Perhaps the most serious challenge to Italy's WiMAX auction rules comes from Reggio Calabria's MGM Productions srl (which bought a WiMAX license in Germany last year). MGM went to court to complain that the ministry's rules are biased in favor of the large incumbent carriers like Telecom Italia and Vodafone. A first hearing in this case is set for 22 November. If the court agrees with the complaint, the auction may be postponed to allow time for the rules to be changed.

The significance of these issues extends far beyond Italy. Last September, Eric Bangeman wrote an article for Ars Technica entitled "WiMAX backers positioning 802.16e as an alternative to municipal WiFi." Reporting from the WiMAX World trade show in Chicago, Bangeman observed "a fair bit of trash-talking about municipal WiFi from supporters of WiMAX who believe that 802.16e... has the potential to provide the kind of user experience and business case that municipal WiFi lacks."

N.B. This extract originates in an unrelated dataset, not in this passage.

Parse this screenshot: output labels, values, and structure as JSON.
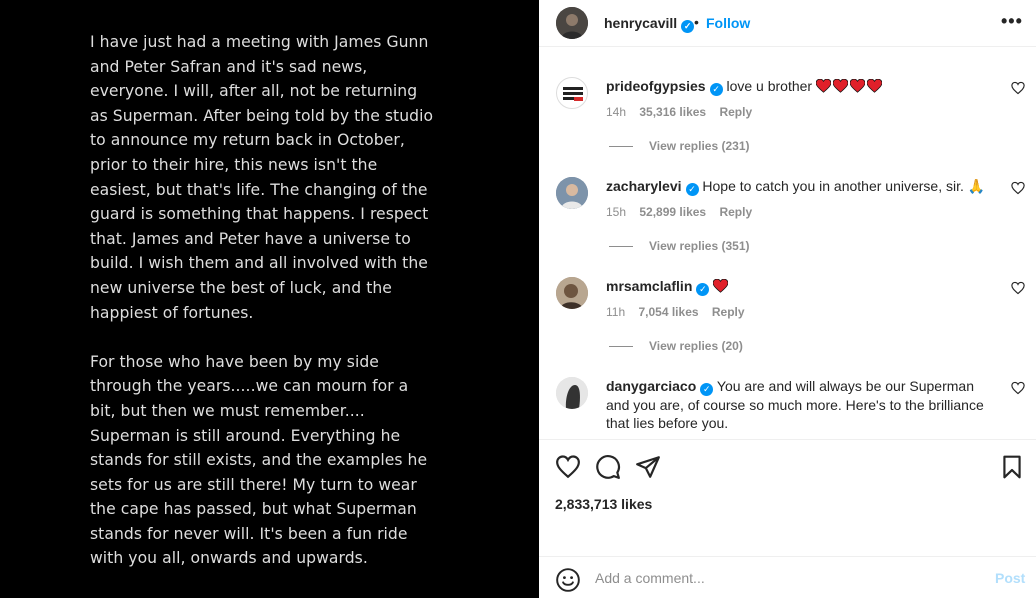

Many other supporters of municipal wireless seem to regard WiMAX as "just like Wi-Fi only better". Wi-Fi does have shortcomings that make it far from ideal for wide-area coverage - severely limited range, poor hand-off support, no right of noninterference, etc. Such shortcomings have become clearer as more municipal projects are launched, producing a quest for close substitutes. WiMAX - with its greater range and higher throughput - has obvious appeal.

But as the Italian experience makes clear, WiMAX is a wireless technology with a very different character, mainly because of licensing. In theory WiMAX can operate in unlicensed spectrum. But today's IEEE standards make frequency sharing difficult so hardly any manufacturers make WiMAX equipment for unlicensed bands. The cost of each base station is so much greater than for Wi-Fi that network developers tend to want licenses to protect their investment. Brad Casemore describes WiMAX as "a telco technology in Internet garb."

The problem with licensing is that it drastically reduces a city's choices among equipment and service providers. It limits the business models that can be agreed with network operators, and makes the city dependent on the commercial goals and good will of the licenseholder. It can also reduce the freedom to reconfigure systems in light of operational experience and complicates the deployment of new nodes for special needs (emergencies, large temporary events).

I am not aware of any cities planning to bid for the UHF frequencies released by the migration of TV from analog to digital, even though these are ideal for low-cost urban broadband. Most elected officials seem to believe that they cannot outbid the commercial telecom and mobile operators. They may be right about that. Others believe they should not even try. Even in Europe there are few city-owned TV stations as precedents, so acquiring a UHF license simply is not on their radar screen. Too bad. Italy's WiMAX licenses last 15 years and they aren't freely transferable. So if some grouping of cities later realizes that UHF would have been perfect for their broadband needs, it may be too late.

Unless the rumor published in the Telecom: Italy blog last December proves correct, and the Government does decide "to triple the bandwidth allocated to WiMAX within the next five years." That's another uncertainty for license bidders now, though it might allow Andrea Rodriguez's dream to be realized later.